Cause selection while modeling a Graphical Causal Model

Ramesh_Iyer · January 17, 2021, 5:13pm

Hi There!

I have recently started toying around with Causal Models specifically the kinds from Judea Perl school of thought. In practical application however, I find that there are several numerous causes to an outcome. Since the approach (and libraries such as DoWhy & ananke) recommend starting with a partial causal model is it a good idea to model only top few causes that have a strong correlation with the Outcome? Are there any pitfalls to this approach?

Here is an example:
I want to measure the causal impact of couple of key Weather related attributes on number of customers visiting a store. Weather forecast has several attributes such as:
‘date’, ‘week_no’, ‘temperature’, ‘dew_point’,
‘pressure’, ‘ground_pressure’, ‘humidity’, ‘clouds’, ‘wind_speed’,
‘wind_deg’, ‘rain’, ‘snow’, ‘ice’, ‘fr_rain’, ‘convective’,
‘snow_depth’, ‘accumulated’, ‘hours’, ‘rate’

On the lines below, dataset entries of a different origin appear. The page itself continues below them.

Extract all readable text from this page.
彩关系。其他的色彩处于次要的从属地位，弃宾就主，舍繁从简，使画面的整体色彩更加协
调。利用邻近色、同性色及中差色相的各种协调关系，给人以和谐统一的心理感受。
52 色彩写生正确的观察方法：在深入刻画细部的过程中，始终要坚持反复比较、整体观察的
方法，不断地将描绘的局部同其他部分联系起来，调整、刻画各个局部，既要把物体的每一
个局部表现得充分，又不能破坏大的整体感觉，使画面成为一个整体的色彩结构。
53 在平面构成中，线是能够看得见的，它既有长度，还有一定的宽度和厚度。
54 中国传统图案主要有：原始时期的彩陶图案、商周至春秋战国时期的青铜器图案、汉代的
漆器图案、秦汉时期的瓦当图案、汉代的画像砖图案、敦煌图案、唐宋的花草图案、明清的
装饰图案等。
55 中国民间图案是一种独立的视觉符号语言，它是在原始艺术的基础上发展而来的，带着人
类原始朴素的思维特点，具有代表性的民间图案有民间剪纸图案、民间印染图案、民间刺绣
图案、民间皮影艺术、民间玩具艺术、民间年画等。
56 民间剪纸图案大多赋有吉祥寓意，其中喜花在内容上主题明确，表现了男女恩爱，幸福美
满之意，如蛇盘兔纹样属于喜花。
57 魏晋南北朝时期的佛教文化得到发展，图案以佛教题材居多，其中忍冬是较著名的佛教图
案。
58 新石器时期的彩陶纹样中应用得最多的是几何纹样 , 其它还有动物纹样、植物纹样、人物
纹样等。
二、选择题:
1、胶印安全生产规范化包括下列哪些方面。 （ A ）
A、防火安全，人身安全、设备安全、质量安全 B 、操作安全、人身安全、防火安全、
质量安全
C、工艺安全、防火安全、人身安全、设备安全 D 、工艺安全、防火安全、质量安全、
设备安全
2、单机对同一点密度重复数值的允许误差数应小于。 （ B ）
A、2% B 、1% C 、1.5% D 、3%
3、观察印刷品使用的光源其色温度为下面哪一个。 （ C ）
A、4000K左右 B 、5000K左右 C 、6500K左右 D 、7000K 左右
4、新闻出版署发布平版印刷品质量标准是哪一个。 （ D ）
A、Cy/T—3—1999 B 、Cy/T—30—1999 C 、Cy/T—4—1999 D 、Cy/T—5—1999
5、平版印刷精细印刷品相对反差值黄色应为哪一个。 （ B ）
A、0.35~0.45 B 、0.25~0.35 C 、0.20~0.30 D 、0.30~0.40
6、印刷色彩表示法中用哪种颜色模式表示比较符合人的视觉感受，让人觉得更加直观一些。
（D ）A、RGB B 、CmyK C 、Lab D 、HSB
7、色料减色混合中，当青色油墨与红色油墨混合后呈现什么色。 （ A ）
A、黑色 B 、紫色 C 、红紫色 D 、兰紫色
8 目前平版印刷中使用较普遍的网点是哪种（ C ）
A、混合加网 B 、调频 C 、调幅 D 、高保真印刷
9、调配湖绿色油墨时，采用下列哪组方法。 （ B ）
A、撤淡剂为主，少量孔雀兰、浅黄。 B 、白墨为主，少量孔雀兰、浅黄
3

If my data shows that Historically ‘week_no’, ‘temperature’, ‘dew_point’, ‘pressure’ have the strongest correlation to store traffic (number of customers visiting a store) is it alright to create a graphical model just using these?

In reality I have 23-30 additional causes apart from weather, which have to be added to the model.

f2harrell · January 17, 2021, 9:11pm

How do you know if the correlation is strong or not? It’s not proper to use the data to determine that.

Ramesh_Iyer · January 18, 2021, 1:59pm

Thanks for your reply! I have edited my post with an example. Please can you confirm your opinion based on that?

f2harrell · January 18, 2021, 2:16pm

You are using the data to select the model. Don’t.